4. Determining payroll expenses for the employer side

Step 3 was the employee side of the take-home payroll. Step 4 is the expenses and liabilities items for the employer side. 

There are still benefits labor receives that aren’t withheld from the employees but are still an expense for the employers. These are called payroll expenses & liabilities which are usually recorded in a journal entry by month.

Set up an expense and liability account with many of the common line items including but not limited to:

  • Dental Insurance expense
  • Vision Insurance expense
  • Health insurance expense
  • 401k match expense
  • Paid time off expenses
  • Sick leave expense and liability
  • Parental leave expense
  • Disability insurance expense
  • Tuition reimbursement expense
  • Stock options or equity expense
  • Performance bonuses expense
  • Employee discount expense
  • Federal and state tax liability
  • Federal Insurance Contribution Act tax liability
  • Workers compensation liability

A good example would be health insurance expense, which is common in most American workplaces. After reaching a deductible, every dollar additionally spent is an expense to the employer but not the employee. 

On the employee side, nothing gets withheld so the net take-home pay is the same, but for the employer side, expenses would increase.

5. Tax payments

After determining the payroll costs for both the employer and the payroll income for the employes, taxes are the final step. 

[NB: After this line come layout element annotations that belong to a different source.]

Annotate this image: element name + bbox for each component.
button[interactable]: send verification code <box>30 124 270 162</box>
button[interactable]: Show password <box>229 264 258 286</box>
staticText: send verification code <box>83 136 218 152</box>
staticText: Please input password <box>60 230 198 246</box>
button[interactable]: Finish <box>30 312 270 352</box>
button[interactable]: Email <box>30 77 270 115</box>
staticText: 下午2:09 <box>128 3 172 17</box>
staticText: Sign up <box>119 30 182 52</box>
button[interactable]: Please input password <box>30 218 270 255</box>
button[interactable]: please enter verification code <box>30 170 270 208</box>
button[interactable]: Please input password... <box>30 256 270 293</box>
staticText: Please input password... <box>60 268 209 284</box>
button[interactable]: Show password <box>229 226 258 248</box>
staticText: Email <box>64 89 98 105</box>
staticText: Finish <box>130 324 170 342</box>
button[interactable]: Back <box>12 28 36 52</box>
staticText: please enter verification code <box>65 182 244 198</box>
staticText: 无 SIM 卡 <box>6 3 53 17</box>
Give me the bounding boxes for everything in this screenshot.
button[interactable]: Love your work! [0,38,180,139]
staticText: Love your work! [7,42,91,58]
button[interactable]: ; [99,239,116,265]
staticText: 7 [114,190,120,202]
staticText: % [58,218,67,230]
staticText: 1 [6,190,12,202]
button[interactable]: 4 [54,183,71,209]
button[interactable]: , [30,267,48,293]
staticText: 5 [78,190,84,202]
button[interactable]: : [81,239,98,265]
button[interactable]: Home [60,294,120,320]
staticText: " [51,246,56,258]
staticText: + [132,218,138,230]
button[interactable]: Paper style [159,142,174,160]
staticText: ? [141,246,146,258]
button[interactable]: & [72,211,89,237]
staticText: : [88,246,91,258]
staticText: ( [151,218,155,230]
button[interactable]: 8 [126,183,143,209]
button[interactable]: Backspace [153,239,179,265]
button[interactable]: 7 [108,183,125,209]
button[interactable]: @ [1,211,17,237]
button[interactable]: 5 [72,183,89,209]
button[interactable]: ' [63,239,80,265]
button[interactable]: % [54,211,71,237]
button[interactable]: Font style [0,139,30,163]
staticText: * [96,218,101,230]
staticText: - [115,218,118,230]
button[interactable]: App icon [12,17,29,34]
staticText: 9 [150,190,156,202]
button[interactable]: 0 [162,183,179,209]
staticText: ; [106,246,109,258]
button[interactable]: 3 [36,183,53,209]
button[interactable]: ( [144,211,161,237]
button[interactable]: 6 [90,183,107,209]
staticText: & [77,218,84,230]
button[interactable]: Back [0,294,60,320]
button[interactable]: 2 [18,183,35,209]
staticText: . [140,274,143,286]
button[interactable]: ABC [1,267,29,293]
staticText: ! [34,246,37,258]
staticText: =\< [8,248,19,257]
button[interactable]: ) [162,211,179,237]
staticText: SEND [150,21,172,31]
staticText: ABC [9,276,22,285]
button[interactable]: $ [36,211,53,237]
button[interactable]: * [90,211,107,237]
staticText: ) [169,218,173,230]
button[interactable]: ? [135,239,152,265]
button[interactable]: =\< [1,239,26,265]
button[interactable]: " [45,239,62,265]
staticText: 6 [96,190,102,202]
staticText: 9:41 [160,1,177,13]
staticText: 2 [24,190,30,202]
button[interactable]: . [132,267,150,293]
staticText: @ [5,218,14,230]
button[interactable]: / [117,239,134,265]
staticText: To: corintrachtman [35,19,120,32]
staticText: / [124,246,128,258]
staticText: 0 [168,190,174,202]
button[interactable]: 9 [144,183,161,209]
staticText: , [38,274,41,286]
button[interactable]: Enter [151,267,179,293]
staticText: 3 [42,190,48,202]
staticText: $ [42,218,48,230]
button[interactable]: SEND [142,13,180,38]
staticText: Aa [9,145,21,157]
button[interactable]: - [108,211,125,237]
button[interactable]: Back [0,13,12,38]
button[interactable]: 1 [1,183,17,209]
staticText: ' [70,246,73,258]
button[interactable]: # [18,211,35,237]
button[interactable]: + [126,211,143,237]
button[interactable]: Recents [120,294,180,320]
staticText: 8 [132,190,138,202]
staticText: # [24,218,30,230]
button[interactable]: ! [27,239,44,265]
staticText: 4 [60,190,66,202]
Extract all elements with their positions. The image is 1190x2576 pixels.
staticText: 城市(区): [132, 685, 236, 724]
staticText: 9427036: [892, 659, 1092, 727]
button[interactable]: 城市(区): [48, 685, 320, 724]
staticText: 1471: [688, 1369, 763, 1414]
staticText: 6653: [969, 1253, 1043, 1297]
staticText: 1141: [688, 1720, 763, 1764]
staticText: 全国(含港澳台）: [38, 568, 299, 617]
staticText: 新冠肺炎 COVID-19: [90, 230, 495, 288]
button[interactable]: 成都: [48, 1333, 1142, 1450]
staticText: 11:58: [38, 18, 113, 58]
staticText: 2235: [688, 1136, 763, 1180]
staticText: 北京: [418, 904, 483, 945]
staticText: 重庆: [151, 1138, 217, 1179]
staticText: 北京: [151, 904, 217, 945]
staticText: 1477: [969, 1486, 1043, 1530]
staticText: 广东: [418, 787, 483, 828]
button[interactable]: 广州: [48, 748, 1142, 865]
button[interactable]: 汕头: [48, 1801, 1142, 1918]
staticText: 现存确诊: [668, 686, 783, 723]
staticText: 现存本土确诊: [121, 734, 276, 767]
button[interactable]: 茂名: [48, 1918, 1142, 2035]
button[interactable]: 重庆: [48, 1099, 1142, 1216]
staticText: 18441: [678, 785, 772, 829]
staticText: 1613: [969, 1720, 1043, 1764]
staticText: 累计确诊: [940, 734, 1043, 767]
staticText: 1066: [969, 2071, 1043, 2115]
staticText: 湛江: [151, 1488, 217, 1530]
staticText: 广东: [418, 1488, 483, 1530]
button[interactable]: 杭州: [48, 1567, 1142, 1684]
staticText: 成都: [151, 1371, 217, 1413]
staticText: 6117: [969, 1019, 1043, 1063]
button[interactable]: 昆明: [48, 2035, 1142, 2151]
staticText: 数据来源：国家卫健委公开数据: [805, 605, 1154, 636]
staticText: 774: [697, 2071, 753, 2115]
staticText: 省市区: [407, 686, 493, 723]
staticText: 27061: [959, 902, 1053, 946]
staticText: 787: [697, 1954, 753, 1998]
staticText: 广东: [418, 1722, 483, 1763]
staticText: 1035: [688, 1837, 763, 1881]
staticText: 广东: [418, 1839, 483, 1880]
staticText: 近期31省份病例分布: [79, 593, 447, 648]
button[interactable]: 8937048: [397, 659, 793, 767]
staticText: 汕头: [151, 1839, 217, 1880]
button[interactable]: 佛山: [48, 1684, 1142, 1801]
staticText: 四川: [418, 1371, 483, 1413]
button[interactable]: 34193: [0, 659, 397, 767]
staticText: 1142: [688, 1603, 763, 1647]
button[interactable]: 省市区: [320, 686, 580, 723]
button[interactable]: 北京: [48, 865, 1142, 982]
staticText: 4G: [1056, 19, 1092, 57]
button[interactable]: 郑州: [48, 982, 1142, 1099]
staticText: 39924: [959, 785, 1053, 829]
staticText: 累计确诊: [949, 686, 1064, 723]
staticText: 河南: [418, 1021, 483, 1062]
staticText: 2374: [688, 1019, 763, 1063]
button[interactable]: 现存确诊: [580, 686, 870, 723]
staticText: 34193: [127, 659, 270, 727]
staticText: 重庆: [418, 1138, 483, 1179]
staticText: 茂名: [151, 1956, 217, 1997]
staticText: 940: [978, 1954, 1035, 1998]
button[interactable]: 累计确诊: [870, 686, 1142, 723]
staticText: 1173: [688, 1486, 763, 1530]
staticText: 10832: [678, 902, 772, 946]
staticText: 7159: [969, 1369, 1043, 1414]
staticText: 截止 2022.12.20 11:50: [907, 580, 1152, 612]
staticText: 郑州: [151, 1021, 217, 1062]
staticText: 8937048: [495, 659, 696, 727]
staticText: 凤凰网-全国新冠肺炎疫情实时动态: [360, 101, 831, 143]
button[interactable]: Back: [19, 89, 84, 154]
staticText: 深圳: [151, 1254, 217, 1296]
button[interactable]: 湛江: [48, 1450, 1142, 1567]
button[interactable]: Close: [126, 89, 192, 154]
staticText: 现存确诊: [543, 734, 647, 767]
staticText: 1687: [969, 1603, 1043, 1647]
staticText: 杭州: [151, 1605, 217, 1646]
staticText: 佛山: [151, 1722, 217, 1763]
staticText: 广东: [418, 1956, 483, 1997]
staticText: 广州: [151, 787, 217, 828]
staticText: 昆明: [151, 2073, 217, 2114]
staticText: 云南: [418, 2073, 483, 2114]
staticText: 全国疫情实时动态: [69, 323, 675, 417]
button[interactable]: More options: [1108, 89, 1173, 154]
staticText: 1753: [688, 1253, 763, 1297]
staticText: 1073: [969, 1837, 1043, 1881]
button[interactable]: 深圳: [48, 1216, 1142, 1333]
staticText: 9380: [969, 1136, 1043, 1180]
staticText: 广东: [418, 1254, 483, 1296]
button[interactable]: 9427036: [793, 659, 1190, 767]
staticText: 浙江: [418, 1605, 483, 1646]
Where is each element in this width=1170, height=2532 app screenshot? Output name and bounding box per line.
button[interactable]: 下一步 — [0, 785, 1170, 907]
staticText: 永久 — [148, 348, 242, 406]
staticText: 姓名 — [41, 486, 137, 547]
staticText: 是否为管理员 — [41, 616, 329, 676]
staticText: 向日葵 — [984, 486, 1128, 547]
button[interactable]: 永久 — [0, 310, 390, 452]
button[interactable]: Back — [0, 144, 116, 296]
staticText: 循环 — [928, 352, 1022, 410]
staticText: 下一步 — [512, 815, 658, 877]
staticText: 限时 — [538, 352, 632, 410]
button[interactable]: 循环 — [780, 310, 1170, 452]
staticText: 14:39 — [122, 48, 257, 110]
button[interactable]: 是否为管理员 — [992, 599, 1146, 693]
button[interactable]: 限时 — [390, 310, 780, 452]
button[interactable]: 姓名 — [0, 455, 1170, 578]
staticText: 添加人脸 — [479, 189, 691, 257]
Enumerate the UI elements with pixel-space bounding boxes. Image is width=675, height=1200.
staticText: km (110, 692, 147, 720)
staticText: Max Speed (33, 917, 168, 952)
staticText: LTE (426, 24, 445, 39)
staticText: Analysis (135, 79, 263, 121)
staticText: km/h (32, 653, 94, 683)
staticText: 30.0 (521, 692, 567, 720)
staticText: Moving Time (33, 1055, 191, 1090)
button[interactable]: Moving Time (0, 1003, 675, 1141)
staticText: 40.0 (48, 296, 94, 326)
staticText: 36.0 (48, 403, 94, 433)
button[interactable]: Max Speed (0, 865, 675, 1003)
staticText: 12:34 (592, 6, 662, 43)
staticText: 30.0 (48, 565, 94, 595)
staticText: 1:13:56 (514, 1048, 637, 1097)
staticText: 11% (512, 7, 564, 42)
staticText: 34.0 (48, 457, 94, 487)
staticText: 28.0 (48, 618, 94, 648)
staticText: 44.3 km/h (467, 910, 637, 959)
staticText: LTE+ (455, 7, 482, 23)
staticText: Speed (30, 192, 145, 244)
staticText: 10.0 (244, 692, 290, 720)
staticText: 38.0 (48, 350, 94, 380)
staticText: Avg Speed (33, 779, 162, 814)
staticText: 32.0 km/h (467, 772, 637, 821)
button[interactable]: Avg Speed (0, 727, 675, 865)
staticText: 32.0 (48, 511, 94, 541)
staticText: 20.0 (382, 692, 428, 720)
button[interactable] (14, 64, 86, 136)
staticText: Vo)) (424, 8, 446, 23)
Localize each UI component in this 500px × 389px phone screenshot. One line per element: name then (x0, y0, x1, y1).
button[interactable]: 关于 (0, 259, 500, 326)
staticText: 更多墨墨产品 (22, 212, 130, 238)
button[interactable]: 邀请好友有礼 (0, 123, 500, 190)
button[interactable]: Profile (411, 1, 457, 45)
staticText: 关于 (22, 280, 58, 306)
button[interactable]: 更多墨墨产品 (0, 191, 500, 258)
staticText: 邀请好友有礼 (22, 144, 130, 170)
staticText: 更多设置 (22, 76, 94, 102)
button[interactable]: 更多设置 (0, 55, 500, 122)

Aggregate all the taxes the employees pay through withholdings each pay period as well as what the business owes. 

For example, employees do not pay unemployment tax, but it gets aggregated anyway to the total tax payments for the company. 

Tax payments

Taxes to the Federal Level
  Debit Credit
FICA taxes withheld (employee-side) $100 -
Federal Income tax withheld (employee side) $200 -
FICA taxes withheld (employer-side) $75 -
Federal Unemployment Tax (employer-side) $40 -
Payment to Internal Revenue Service (IRS) - $415

Taxes to the State Level

Taxes to the State Level
  Debit Credit
State taxes withheld (employee-side) $50 -
State Unemployment Tax (employer-side) $40 -
Payment to State - $90

Taxes are usually paid out every quarter or fiscal year. Most companies keep all of their tax records on file in preparation for any surprise tax audit to avoid hefty penalties.